Kelp farms also create incredible habitat for smaller crustaceans and other creatures that fish like to eat. So ocean farming doesn’t just give fisherfolk something else to sell — it can boost fish populations, further sustaining their tried-and-true operations.
Bren Smith and I have been friends for a long time, and we used to speak on climate-solutions panels together. He was like, “Ocean vegetables are the answer,” and I was always like, “No, community-supported fisheries and seafood are!” We had to learn that those two solutions are not mutually exclusive. They jive really well together.
The win-win-win-win-win of climate solutions
Kelp sequesters five times more carbon than land-based plants.
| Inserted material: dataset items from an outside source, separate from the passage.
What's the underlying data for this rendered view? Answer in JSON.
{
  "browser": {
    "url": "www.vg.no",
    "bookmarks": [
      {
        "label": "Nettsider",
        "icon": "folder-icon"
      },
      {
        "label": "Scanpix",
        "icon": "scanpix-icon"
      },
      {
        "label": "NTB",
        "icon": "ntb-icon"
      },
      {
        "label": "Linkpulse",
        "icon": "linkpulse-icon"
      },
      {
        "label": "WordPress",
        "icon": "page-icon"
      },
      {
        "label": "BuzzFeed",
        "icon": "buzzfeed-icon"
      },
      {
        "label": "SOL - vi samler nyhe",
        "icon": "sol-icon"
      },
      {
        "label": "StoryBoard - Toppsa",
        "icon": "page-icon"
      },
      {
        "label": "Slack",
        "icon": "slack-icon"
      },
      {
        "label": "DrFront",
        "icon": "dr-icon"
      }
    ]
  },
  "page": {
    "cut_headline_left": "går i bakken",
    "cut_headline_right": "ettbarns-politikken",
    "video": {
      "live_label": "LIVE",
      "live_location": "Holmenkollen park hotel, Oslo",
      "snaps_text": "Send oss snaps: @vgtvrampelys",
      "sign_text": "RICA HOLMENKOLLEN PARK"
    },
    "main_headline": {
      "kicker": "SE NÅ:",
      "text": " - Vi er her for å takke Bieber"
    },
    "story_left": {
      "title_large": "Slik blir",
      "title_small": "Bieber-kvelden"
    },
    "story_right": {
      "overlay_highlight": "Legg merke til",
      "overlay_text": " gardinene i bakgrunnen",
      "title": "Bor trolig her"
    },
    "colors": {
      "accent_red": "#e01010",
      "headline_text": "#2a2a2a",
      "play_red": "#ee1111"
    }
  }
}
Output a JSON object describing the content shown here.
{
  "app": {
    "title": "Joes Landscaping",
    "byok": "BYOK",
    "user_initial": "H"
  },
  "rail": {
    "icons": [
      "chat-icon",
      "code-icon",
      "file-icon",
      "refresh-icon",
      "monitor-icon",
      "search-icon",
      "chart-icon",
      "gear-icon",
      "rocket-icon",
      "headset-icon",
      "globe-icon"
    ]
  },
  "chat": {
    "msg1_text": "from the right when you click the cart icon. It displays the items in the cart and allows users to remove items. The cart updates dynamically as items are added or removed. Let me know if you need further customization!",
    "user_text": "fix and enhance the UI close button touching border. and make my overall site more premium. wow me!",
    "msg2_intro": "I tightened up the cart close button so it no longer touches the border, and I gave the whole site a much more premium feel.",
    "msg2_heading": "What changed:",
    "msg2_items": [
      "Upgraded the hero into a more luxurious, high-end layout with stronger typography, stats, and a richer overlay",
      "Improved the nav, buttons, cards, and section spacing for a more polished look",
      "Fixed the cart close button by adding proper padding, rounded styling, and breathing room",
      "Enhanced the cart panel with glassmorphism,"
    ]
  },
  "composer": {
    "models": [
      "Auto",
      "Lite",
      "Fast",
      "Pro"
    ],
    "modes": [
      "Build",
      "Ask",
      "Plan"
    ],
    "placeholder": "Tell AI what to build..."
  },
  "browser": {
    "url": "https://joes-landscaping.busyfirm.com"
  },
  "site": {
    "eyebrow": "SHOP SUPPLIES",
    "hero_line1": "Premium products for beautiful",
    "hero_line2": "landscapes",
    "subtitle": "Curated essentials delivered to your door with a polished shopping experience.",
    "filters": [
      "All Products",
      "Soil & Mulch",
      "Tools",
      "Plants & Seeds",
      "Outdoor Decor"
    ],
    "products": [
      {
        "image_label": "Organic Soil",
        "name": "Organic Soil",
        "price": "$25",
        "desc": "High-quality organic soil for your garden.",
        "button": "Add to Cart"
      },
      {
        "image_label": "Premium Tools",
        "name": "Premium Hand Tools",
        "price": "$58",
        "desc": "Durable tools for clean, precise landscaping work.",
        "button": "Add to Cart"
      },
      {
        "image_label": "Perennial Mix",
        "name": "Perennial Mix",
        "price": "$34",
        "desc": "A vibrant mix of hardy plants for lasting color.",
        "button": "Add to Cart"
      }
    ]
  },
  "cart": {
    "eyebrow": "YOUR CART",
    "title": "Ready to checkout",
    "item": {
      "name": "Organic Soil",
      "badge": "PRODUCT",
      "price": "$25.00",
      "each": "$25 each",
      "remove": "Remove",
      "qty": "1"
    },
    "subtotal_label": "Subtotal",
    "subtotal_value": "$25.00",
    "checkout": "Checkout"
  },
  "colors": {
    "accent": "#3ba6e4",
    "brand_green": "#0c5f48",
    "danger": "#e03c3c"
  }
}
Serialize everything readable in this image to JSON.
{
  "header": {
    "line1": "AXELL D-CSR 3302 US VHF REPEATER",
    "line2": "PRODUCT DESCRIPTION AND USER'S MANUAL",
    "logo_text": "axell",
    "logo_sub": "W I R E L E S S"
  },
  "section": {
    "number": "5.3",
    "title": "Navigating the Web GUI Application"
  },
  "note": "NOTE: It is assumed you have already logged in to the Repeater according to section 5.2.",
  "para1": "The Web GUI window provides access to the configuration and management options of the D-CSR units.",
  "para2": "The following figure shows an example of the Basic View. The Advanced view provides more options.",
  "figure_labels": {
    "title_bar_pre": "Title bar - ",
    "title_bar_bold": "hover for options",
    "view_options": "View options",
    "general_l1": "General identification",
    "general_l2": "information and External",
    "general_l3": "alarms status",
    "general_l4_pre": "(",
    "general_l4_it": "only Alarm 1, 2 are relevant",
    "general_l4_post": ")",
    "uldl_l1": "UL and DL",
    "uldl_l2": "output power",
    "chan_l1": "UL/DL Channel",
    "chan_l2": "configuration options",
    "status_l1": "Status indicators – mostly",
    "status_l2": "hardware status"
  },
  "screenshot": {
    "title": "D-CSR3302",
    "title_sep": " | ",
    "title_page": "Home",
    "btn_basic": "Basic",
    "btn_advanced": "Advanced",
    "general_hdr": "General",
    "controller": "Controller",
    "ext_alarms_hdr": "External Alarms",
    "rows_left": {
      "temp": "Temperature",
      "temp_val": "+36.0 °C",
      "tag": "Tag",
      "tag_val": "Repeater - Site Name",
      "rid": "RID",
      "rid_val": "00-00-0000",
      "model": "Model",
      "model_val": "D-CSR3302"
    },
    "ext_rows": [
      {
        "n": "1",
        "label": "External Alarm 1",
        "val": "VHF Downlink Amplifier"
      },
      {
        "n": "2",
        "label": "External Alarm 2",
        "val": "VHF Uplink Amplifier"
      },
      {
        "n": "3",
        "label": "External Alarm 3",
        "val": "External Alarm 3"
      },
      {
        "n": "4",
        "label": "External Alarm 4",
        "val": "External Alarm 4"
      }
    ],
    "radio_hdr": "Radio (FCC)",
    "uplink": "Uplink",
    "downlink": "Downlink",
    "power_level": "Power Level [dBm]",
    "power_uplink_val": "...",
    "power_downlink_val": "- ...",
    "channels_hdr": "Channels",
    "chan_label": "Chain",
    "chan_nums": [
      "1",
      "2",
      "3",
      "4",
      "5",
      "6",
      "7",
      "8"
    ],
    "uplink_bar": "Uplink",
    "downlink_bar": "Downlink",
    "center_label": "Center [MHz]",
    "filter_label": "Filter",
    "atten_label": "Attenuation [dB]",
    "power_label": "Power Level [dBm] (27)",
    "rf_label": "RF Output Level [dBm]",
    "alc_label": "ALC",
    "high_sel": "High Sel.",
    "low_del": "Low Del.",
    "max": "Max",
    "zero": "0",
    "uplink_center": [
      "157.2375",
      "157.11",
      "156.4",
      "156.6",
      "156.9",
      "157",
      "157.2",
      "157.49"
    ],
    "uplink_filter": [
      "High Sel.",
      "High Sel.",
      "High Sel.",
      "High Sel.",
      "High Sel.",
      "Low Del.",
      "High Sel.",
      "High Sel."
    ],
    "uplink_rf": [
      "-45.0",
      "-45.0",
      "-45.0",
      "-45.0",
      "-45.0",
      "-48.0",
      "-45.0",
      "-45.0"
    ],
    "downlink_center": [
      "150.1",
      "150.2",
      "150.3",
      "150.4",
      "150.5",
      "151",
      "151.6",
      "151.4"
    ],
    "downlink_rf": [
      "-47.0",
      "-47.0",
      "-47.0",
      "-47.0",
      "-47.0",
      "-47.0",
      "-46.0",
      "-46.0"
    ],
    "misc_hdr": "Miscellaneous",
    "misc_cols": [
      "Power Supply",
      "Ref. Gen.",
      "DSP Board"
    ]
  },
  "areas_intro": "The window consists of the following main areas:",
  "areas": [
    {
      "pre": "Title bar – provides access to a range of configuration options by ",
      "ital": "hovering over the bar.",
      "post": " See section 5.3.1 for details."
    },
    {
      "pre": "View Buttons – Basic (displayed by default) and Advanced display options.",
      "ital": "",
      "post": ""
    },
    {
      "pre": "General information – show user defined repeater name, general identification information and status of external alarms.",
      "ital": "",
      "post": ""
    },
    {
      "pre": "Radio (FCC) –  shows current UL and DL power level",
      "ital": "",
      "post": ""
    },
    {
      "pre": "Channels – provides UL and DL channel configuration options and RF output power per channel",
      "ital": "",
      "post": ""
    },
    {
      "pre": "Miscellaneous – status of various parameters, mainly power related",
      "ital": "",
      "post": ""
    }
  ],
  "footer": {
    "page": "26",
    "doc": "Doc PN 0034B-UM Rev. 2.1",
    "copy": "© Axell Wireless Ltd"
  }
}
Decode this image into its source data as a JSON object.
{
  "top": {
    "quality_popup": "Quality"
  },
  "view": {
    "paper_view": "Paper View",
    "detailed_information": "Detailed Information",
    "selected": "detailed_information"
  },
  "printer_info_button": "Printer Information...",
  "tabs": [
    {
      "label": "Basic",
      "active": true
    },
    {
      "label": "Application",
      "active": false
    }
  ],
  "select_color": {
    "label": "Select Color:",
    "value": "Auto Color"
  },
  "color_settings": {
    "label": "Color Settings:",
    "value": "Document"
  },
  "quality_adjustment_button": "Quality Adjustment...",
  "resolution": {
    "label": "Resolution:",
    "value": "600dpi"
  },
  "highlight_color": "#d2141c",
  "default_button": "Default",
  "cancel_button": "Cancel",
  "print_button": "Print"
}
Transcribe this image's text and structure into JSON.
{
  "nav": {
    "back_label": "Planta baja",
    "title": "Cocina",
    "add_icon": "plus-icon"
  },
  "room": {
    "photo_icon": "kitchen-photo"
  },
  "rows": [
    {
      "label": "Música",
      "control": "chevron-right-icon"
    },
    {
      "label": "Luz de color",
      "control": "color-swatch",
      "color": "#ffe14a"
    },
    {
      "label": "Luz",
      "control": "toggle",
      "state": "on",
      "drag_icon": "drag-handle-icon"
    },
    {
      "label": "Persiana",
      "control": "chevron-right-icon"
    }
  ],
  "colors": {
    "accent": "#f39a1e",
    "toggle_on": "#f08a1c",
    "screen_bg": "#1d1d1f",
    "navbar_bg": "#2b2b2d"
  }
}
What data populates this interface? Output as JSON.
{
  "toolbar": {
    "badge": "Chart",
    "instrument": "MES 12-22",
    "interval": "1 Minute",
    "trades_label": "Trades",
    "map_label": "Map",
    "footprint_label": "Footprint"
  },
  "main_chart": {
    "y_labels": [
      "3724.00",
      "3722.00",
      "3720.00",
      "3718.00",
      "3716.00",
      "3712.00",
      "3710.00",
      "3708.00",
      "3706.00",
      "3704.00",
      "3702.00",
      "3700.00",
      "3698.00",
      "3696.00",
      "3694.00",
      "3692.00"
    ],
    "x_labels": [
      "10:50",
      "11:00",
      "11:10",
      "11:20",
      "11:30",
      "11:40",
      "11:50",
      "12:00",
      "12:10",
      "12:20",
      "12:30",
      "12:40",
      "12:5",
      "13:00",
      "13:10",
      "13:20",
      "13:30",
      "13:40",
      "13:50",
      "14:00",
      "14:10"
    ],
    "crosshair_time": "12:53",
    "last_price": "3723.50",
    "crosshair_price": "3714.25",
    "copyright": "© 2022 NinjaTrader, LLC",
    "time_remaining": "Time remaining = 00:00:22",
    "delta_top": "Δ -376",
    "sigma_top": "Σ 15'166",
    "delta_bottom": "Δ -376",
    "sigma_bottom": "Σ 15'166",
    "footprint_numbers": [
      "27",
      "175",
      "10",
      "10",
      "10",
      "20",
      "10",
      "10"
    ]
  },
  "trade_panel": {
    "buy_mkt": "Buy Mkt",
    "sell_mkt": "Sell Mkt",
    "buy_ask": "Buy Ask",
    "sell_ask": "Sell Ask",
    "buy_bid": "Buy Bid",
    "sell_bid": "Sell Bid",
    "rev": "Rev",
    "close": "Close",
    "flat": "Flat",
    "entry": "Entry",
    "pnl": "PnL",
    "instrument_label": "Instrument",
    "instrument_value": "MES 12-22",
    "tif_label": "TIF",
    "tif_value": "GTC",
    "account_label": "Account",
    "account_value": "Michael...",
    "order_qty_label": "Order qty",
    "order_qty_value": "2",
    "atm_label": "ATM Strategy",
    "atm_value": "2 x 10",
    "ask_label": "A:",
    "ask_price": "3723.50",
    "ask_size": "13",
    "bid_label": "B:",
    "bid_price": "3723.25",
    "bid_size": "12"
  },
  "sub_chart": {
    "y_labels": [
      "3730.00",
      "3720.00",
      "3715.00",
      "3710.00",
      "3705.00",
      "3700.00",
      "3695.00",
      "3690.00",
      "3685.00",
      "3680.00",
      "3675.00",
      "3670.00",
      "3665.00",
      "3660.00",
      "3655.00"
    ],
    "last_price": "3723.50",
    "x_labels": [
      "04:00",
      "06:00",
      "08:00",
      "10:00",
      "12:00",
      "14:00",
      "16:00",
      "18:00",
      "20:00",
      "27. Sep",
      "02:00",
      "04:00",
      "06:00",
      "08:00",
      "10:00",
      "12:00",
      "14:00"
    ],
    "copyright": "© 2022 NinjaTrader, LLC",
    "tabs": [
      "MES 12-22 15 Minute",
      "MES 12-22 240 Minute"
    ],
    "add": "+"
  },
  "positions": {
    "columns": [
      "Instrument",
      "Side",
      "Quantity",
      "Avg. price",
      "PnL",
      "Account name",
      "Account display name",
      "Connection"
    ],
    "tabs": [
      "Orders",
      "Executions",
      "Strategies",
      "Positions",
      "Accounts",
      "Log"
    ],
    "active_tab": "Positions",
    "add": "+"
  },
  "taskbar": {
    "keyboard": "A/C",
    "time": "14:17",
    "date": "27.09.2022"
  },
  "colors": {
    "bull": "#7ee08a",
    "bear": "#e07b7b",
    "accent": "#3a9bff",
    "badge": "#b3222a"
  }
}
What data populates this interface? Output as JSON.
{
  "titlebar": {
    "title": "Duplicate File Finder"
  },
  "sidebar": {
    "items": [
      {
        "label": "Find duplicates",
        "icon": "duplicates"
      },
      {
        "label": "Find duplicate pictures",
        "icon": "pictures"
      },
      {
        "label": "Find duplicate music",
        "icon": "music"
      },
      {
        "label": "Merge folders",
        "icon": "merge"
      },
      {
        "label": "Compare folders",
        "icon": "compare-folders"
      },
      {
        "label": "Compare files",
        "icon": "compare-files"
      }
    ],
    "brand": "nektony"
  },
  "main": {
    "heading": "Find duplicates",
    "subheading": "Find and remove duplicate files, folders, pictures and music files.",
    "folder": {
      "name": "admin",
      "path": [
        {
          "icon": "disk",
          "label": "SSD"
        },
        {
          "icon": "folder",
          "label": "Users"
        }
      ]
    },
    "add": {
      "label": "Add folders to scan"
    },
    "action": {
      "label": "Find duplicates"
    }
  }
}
It requires no fresh water, no fertilizer. It creates aquatic habitats for smaller species like algae, which fuel entire trophic systems. And the output from one acre of ocean is around eight times higher than what you can grow on one acre of land. That can help the world efficiently feed an ever-growing population.
Kelp absorbs nitrogen, which is much needed in eastern Long Island. Fertilizer from lawns and golf courses has poisoned the ecosystem. Growing up, I would fish and swim in the Hampton Bays. The waterways were full of life. Now they look like the surface of the moon. We’ll be working with marine biologists at nearby Stony Brook University to quantify exactly how much nitrogen and carbon we’re pulling out of the atmosphere and the water. Eat More Kelp is shaping up to be a win-win-win-win-win situation.
Kelp … the new kale?
The campaign is also supporting a key part of Dock to Dish’s original goal, which is to get people excited about experimenting with new kinds of seafood. Four species dominate the American fish market: salmon, tuna, shrimp, and cod. We’ve always tried to break through the norms and introduce folks to what’s abundant in their area — like the great northern tilefish or the Atlantic chub mackerel. Now we hope to do the same with kelp — and make it the new kale.
I go to bed thinking about this project every night, and it’s the first thing on my mind when I wake up in the morning. Bren Smith says I’m a terrible dinner date because all I ever talk about is kelp. But I can’t help it — it’s all just so exciting!
*An earlier version of this story incorrectly stated when Sean Barrett started Dock to Dish. He founded the company in 2012. Grist regrets the error.